Lipna kradzież pajero

Policjanci zajmujący się zwalczaniem przestępczości samochodowej zatrzymali 35-letniego mieszkańca Katowic podejrzanego o fałszywe zeznania, zawiadomienie o niepopełnionym przestępstwie i wyłudzenie 80 tysięcy złotych odszkodowania za skardziony samochód marki Mitshubishi Pajero. Do kradzieży auta nigdy nie doszło. Podejrzanemu grozi ośmioletni pobyt w więzieniu.

Policjanci zajmujący się zwalczaniem przestępczości samochodowej zatrzymali 35-letniego mieszkańca Katowic podejrzanego o fałszywe zeznania, zawiadomienie o niepopełnionym przestępstwie i wyłudzenie 80 tysięcy złotych odszkodowania za  skardziony samochód marki Mitshubishi Pajero. Do kradzieży auta nigdy nie doszło. Podejrzanemu grozi ośmioletni pobyt w więzieniu.
Policjanci z Wydziału do Walki z Przestępczością Samochodową po raz kolejny udowodnili, że nie opłaca się zgłaszać fikcyjnych przestępstw. Tym razem sprawa dotyczy rzekomej kradzieży samochodu marki Mitshubishi Pajero. Właściciel  wyłudził w ten sposób 80 tysięcy złotych odszkodowanie od firmy ubezpieczeniowej. Został zatrzymany. Grozi mu ośmioletni pobyt w więzieniu.

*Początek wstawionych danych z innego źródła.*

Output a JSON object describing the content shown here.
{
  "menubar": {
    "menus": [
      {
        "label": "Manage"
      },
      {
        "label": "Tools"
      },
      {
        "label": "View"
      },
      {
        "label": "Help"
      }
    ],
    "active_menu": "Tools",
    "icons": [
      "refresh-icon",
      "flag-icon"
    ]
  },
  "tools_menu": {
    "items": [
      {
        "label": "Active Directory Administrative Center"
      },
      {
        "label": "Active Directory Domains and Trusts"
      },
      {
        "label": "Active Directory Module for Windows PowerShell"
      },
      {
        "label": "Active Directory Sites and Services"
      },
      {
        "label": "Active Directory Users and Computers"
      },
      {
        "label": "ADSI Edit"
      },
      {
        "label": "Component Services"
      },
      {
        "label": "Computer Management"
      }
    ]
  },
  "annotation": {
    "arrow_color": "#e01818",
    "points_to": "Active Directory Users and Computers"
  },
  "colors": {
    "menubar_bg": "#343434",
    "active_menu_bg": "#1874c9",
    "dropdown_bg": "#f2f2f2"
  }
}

Nad sprawą policjanci z samochodówki pracowali od grudnia 2009 roku. Właśnie wtedy właściciel auta zgłosił jego kradzież.

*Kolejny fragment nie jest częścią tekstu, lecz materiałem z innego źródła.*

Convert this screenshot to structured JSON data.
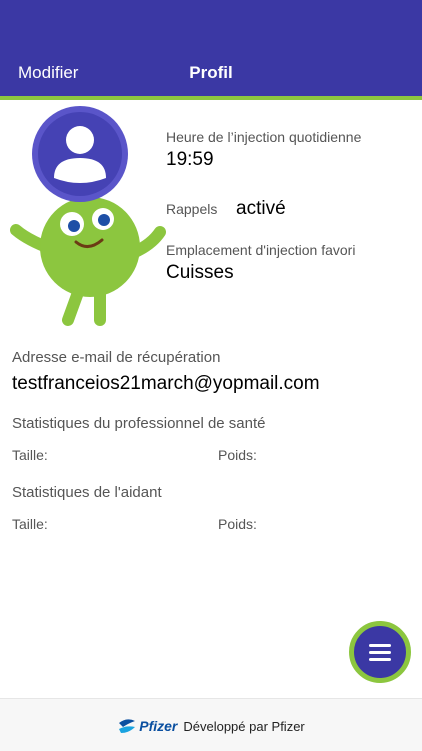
{
  "header": {
    "edit_label": "Modifier",
    "title": "Profil"
  },
  "injection": {
    "time_label": "Heure de l’injection quotidienne",
    "time_value": "19:59"
  },
  "reminders": {
    "label": "Rappels",
    "value": "activé"
  },
  "site": {
    "label": "Emplacement d'injection favori",
    "value": "Cuisses"
  },
  "recovery": {
    "label": "Adresse e-mail de récupération",
    "value": "testfranceios21march@yopmail.com"
  },
  "health_stats": {
    "title": "Statistiques du professionnel de santé",
    "height_label": "Taille:",
    "weight_label": "Poids:"
  },
  "caregiver_stats": {
    "title": "Statistiques de l'aidant",
    "height_label": "Taille:",
    "weight_label": "Poids:"
  },
  "footer": {
    "brand": "Pfizer",
    "text": "Développé par Pfizer"
  },
  "colors": {
    "primary": "#3b38a4",
    "accent": "#8cc63f"
  }
}
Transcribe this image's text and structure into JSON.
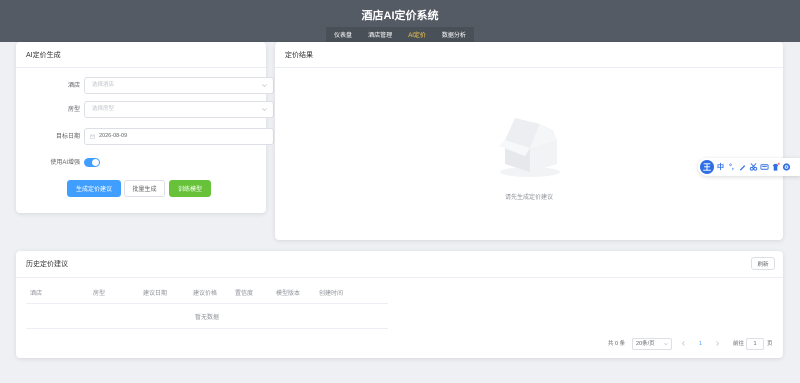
{
  "header": {
    "title": "酒店AI定价系统",
    "nav": [
      "仪表盘",
      "酒店管理",
      "AI定价",
      "数据分析"
    ],
    "active_nav": "AI定价"
  },
  "form_card": {
    "title": "AI定价生成",
    "hotel_label": "酒店",
    "hotel_placeholder": "选择酒店",
    "room_label": "房型",
    "room_placeholder": "选择房型",
    "date_label": "目标日期",
    "date_value": "2026-08-09",
    "ai_label": "使用AI增强",
    "ai_enabled": true,
    "buttons": {
      "generate": "生成定价建议",
      "batch": "批量生成",
      "train": "训练模型"
    }
  },
  "result_card": {
    "title": "定价结果",
    "empty_text": "请先生成定价建议"
  },
  "history": {
    "title": "历史定价建议",
    "refresh": "刷新",
    "columns": [
      "酒店",
      "房型",
      "建议日期",
      "建议价格",
      "置信度",
      "模型版本",
      "创建时间"
    ],
    "empty_text": "暂无数据",
    "pagination": {
      "total": "共 0 条",
      "page_size": "20条/页",
      "current_page": "1",
      "goto_label": "前往",
      "goto_value": "1",
      "page_suffix": "页"
    }
  },
  "ime_toolbar": {
    "logo": "王",
    "lang": "中",
    "punct": "°,"
  },
  "colors": {
    "primary": "#409eff",
    "success": "#67c23a",
    "header_bg": "#545b64",
    "active_nav": "#ffd04b"
  }
}
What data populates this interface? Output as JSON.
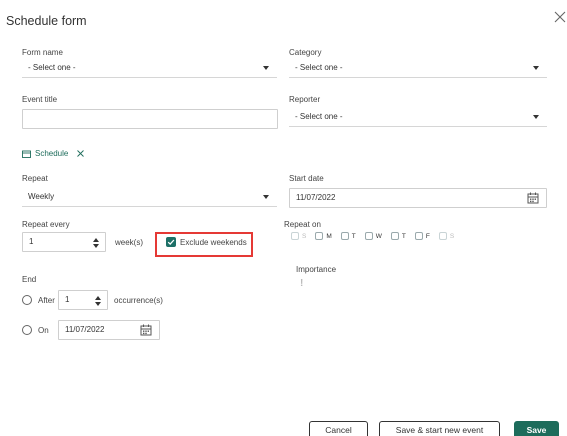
{
  "dialog": {
    "title": "Schedule form"
  },
  "form_name": {
    "label": "Form name",
    "value": "- Select one -"
  },
  "category": {
    "label": "Category",
    "value": "- Select one -"
  },
  "event_title": {
    "label": "Event title",
    "value": ""
  },
  "reporter": {
    "label": "Reporter",
    "value": "- Select one -"
  },
  "schedule_section": {
    "label": "Schedule"
  },
  "repeat": {
    "label": "Repeat",
    "value": "Weekly"
  },
  "start_date": {
    "label": "Start date",
    "value": "11/07/2022"
  },
  "repeat_every": {
    "label": "Repeat every",
    "value": "1",
    "unit": "week(s)"
  },
  "exclude_weekends": {
    "label": "Exclude weekends",
    "checked": true
  },
  "repeat_on": {
    "label": "Repeat on",
    "days": [
      {
        "label": "S",
        "enabled": false
      },
      {
        "label": "M",
        "enabled": true
      },
      {
        "label": "T",
        "enabled": true
      },
      {
        "label": "W",
        "enabled": true
      },
      {
        "label": "T",
        "enabled": true
      },
      {
        "label": "F",
        "enabled": true
      },
      {
        "label": "S",
        "enabled": false
      }
    ]
  },
  "importance": {
    "label": "Importance",
    "marker": "!"
  },
  "end": {
    "label": "End",
    "after": {
      "label": "After",
      "value": "1",
      "unit": "occurrence(s)"
    },
    "on": {
      "label": "On",
      "value": "11/07/2022"
    }
  },
  "footer": {
    "cancel_label": "Cancel",
    "save_new_label": "Save & start new event",
    "save_label": "Save"
  },
  "colors": {
    "accent": "#1d6c5b",
    "highlight": "#e53935"
  }
}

Funkcjonariusze  zaczęli ustalać okoliczności kradzieży. Przeanalizowali całe zdarzenie i stwierdzili, że "coś" nie pasuje w historii opowiedzianej przez poszkodowanego. Brakowało jednak dowodów  potwierdzających fikcyjną kradzież. Funkcjonariusze nie dali za wygraną. Powadzili śledztwo ponad rok. Każdy jego dzień przybliżał ich do sukcesu. Gdy byli już pewni, że kradzież pajero jest fikcją i dysponowali mocnym materiałem dowodowytm wkroczyli do akcji. 
Najpierw Tychy i teren prywatnej posesji. Stało na niej rzekomo skradzione mitshubishi. Auto miało już przerobione numery identyfikacyjne i miało już nowego właścicela. Była nim  była znajoma z lat szkolnych 35-latka, który w grudniu 2009 roku zgłosił jego kradzież. Kolejny etap to zatrzymanie 35-latka, który zawiadomił o fikcyjnej kradzieży, składał w tej sprawie fałszywe zeznania i wyłudził odszkodowanie od firmy ubezpieczeniowej.
To jeszcze nie koniec sprawy. W aktach śledztwa znajdują się informacje i kilku zgłoszonych kolizjach, w których uczestniczyło pajero. Jedna z nich już okazała się fikcją. Ekspertyza przeprowadzona przez biegłego wykazała, że uszkodzenia powstałe w wyniku zdarzenia drogowego nie mogły powstać w sposób opisany przez obecnie 35-letniego podejrzanego.
Mężczyzna został doprowadzony do prokuratury. Śledczy wnioskowali o jego tymczasowe aresztowanie. Sąd nie przychylił się do wniosku i zwolnił podejrzanego, któremu za popełnione przestępstwa grozi ośmioletni pobyt w więzieniu.